The Three Seas Program, based at Northeastern University, offers undergraduate and graduate students in marine biology the opportunity to study, conduct research, and get wet in three different marine ecosystems: the northwest Atlantic Ocean (Nahant, Massachusetts), the Caribbean Sea (Bocas del Toro, Panama), and the northeastern Pacific (Friday Harbor, Washington).
Wednesday, April 11, 2012
Cornerstone species
Natalie Low (East West XXVI, 2009-2010) and I recently published a paper in Ecology Letters where we describe how realistic losses of rare species from the base of the food web on Gulf of Maine rocky shores can have major consequences for how those systems work. In particular, those species represent an insignificant proportion of basal biomass, but their loss results in disproportionate declines in the animals in the system.
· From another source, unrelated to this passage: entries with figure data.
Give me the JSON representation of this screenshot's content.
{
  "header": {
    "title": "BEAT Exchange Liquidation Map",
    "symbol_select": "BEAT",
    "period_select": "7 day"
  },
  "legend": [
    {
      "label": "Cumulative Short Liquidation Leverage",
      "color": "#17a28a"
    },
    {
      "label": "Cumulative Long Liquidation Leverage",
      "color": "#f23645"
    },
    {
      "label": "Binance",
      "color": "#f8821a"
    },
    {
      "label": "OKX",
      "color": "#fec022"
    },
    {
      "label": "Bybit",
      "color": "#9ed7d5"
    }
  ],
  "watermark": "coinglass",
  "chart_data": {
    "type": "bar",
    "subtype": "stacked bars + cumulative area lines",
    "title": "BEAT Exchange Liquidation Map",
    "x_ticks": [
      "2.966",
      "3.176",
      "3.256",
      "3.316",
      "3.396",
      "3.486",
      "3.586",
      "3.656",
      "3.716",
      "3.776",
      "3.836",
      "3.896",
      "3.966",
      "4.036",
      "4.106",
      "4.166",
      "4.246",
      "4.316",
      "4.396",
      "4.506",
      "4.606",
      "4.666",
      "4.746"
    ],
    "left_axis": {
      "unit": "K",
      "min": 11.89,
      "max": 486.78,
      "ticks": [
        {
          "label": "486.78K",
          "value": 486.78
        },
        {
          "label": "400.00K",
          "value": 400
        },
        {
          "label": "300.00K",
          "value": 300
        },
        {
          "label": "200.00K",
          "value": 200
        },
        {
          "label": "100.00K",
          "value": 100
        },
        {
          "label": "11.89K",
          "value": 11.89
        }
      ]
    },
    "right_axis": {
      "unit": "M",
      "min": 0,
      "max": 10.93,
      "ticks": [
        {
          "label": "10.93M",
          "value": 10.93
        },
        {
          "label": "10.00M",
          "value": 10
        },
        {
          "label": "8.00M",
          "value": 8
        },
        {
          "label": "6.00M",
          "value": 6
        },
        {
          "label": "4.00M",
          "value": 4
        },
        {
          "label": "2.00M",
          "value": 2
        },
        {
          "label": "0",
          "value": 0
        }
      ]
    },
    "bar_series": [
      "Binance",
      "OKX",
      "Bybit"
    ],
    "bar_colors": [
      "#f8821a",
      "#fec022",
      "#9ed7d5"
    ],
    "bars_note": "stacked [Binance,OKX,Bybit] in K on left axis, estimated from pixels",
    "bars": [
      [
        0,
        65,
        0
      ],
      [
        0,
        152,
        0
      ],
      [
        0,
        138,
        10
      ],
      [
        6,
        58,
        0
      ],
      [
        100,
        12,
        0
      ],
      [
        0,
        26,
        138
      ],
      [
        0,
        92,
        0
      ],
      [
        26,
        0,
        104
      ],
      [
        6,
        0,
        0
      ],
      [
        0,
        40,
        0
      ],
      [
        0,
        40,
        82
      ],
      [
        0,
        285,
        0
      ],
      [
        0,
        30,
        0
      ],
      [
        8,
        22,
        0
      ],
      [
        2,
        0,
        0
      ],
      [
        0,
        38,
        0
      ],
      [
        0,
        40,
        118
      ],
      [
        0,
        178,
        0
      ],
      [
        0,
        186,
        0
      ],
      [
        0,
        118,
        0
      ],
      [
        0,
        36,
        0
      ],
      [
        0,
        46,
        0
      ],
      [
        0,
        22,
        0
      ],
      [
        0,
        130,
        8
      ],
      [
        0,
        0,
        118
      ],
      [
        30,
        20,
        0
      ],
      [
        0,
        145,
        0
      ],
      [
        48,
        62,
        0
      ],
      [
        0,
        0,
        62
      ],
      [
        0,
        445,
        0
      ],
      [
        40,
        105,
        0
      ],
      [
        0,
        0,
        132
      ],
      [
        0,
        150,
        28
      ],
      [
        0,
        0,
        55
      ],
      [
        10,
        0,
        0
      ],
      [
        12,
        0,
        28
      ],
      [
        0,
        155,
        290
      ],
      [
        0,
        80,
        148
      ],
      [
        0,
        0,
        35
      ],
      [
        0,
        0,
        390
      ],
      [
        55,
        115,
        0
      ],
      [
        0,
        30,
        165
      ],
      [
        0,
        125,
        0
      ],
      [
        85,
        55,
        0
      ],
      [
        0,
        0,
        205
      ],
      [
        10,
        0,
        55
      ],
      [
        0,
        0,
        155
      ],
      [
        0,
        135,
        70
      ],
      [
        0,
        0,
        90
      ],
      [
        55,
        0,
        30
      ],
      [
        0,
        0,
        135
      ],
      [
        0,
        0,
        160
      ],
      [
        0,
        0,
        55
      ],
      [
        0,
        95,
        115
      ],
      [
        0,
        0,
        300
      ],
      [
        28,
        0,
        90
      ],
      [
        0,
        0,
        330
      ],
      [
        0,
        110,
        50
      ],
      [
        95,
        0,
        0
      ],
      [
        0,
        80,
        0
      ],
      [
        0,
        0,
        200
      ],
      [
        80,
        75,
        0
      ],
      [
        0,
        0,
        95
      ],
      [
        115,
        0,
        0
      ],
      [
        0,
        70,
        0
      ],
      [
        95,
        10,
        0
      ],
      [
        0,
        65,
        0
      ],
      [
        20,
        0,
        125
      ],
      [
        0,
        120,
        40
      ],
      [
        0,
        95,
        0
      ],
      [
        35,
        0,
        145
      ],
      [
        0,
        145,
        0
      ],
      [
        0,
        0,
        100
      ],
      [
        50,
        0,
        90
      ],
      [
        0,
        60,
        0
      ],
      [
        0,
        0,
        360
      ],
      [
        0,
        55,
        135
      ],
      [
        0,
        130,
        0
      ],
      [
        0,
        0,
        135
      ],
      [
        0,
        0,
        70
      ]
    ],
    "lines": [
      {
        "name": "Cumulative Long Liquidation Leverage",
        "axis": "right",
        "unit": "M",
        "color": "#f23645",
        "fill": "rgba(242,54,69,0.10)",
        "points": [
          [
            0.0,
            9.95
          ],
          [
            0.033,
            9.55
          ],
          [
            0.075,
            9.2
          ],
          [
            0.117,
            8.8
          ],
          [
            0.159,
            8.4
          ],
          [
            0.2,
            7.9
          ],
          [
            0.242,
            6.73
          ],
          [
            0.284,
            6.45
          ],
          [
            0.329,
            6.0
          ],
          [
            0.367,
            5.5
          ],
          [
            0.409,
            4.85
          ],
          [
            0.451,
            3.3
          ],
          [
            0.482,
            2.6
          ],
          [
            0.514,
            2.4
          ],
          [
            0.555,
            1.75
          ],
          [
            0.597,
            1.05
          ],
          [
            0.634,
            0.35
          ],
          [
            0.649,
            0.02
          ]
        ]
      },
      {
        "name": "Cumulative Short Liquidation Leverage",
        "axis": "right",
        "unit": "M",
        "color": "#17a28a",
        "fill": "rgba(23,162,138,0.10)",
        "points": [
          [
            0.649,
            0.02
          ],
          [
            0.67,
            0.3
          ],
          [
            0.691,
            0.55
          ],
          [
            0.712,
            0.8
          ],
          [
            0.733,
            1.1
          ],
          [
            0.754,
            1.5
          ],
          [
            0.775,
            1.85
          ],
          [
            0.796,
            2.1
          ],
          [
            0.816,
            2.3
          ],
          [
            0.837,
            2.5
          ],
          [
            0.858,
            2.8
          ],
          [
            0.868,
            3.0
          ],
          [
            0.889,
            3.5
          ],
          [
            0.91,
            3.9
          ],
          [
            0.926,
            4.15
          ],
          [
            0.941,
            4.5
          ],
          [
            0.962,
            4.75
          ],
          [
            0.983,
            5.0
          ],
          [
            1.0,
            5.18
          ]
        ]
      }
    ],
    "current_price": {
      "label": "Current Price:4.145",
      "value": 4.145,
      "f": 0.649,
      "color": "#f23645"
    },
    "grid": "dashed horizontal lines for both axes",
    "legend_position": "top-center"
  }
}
We call these rare species the "cornerstones" of the communities, as they represent only a small fraction of biomass at the base of the food web, but they dictate the structure of the entire community. Virtually every portion of this project, from preliminary surveys that set the stage (EW XXVI), to the field experiments, to work this past fall to establish some key mechanisms by which rare seaweeds can disproportionately affect the animals that eat them (EW XXVIII, 2011-2012), involved students in the Three Seas Program. Way to go, guys!